Il était venu faire de la suppléance dans ma classe l’année passée et j’avais eu un gros kick. Pendant toute la période, j’avais le goût de pleurer et de rire en même temps. J’étais toute mêlée.

Quand j’ai su que ça allait être mon prof cette année, je capotais ma vie. Le voir aussi souvent, c’était comme un rêve qui se réalise. C’est sûr que c’est une super bonne motivation pour aller à l’école ! C’était déjà le cas l’année dernière parce que juste de savoir que j’étais dans le même endroit que lui, toute la journée, ça me mettait de bonne humeur. Je pouvais le croiser dans les corridors. Quand je le croisais, ma journée allait bien. Super bien. Suuuuuuuuper bien. Il me disait toujours « Bonjour mademoiselle *Justine ». Et il regardait par terre ensuite. Aaaaaah ! ! !
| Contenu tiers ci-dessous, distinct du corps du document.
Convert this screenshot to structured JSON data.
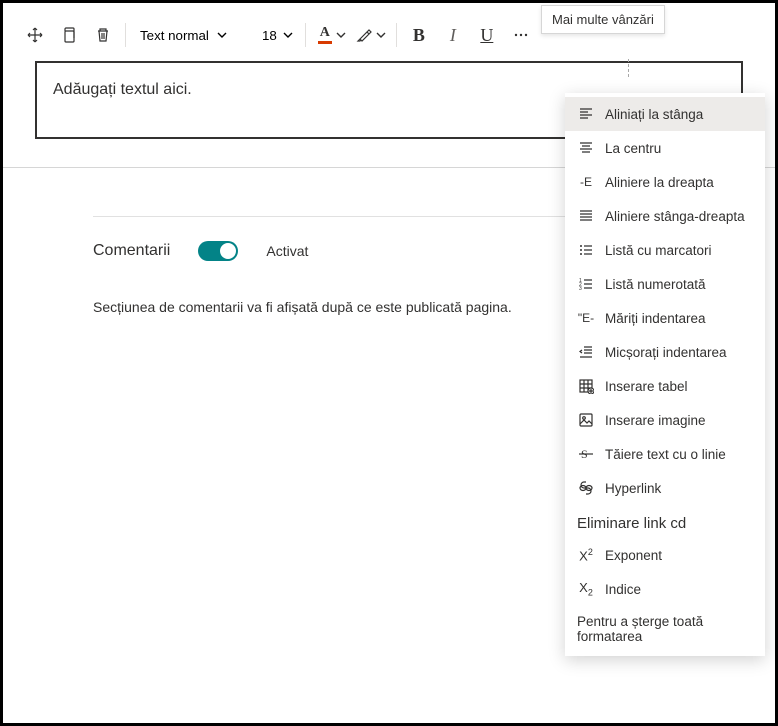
{
  "tooltip": "Mai multe vânzări",
  "toolbar": {
    "text_style": "Text normal",
    "font_size": "18"
  },
  "editor": {
    "placeholder": "Adăugați textul aici."
  },
  "comments": {
    "title": "Comentarii",
    "toggle_state": "Activat",
    "note": "Secțiunea de comentarii va fi afișată după ce este publicată pagina."
  },
  "dropdown": {
    "items": [
      {
        "icon": "align-left",
        "label": "Aliniați la stânga",
        "hovered": true
      },
      {
        "icon": "align-center",
        "label": "La centru"
      },
      {
        "icon": "align-right-text",
        "label": "Aliniere la dreapta"
      },
      {
        "icon": "align-justify",
        "label": "Aliniere stânga-dreapta"
      },
      {
        "icon": "bullets",
        "label": "Listă cu marcatori"
      },
      {
        "icon": "numbers",
        "label": "Listă numerotată"
      },
      {
        "icon": "indent-inc-text",
        "label": "Măriți indentarea"
      },
      {
        "icon": "indent-dec",
        "label": "Micșorați indentarea"
      },
      {
        "icon": "table",
        "label": "Inserare tabel"
      },
      {
        "icon": "image",
        "label": "Inserare imagine"
      },
      {
        "icon": "strike",
        "label": "Tăiere text cu o linie"
      },
      {
        "icon": "link",
        "label": "Hyperlink"
      }
    ],
    "remove_link": "Eliminare link cd",
    "footer_items": [
      {
        "icon": "sup",
        "label": "Exponent"
      },
      {
        "icon": "sub",
        "label": "Indice"
      }
    ],
    "clear": "Pentru a șterge toată formatarea"
  }
}
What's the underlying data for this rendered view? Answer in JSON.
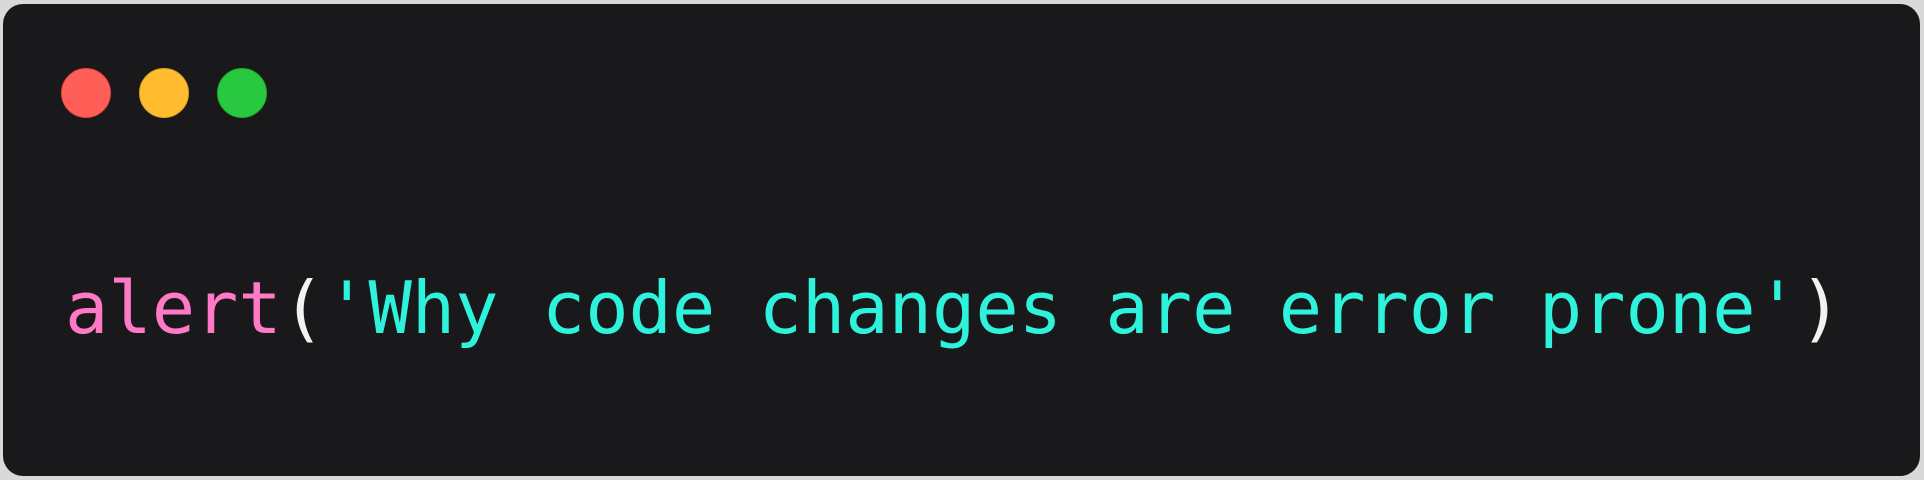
{
  "window": {
    "controls": {
      "close": {
        "color": "#ff5f57"
      },
      "minimize": {
        "color": "#febc2e"
      },
      "zoom": {
        "color": "#28c840"
      }
    }
  },
  "code": {
    "function_name": "alert",
    "open_paren": "(",
    "string_literal": "'Why code changes are error prone'",
    "close_paren": ")"
  }
}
Cette année, dans le cours de français, j’étais pas capable d’écouter, de prendre des notes, j’avais chaud, je le regardais parler en avant et je savais pas ce qu’il disait. Ma phobie, c’était qu’il me pose une question, et que ça paraisse que je suis pas « toute là ». Mais c’était génial parce que je pouvais le regarder autant que je voulais sans que ça paraisse.

Je sentais aussi qu’il y avait quelque chose entre nous deux. Quand il me regardait. Il se passait… quelque chose.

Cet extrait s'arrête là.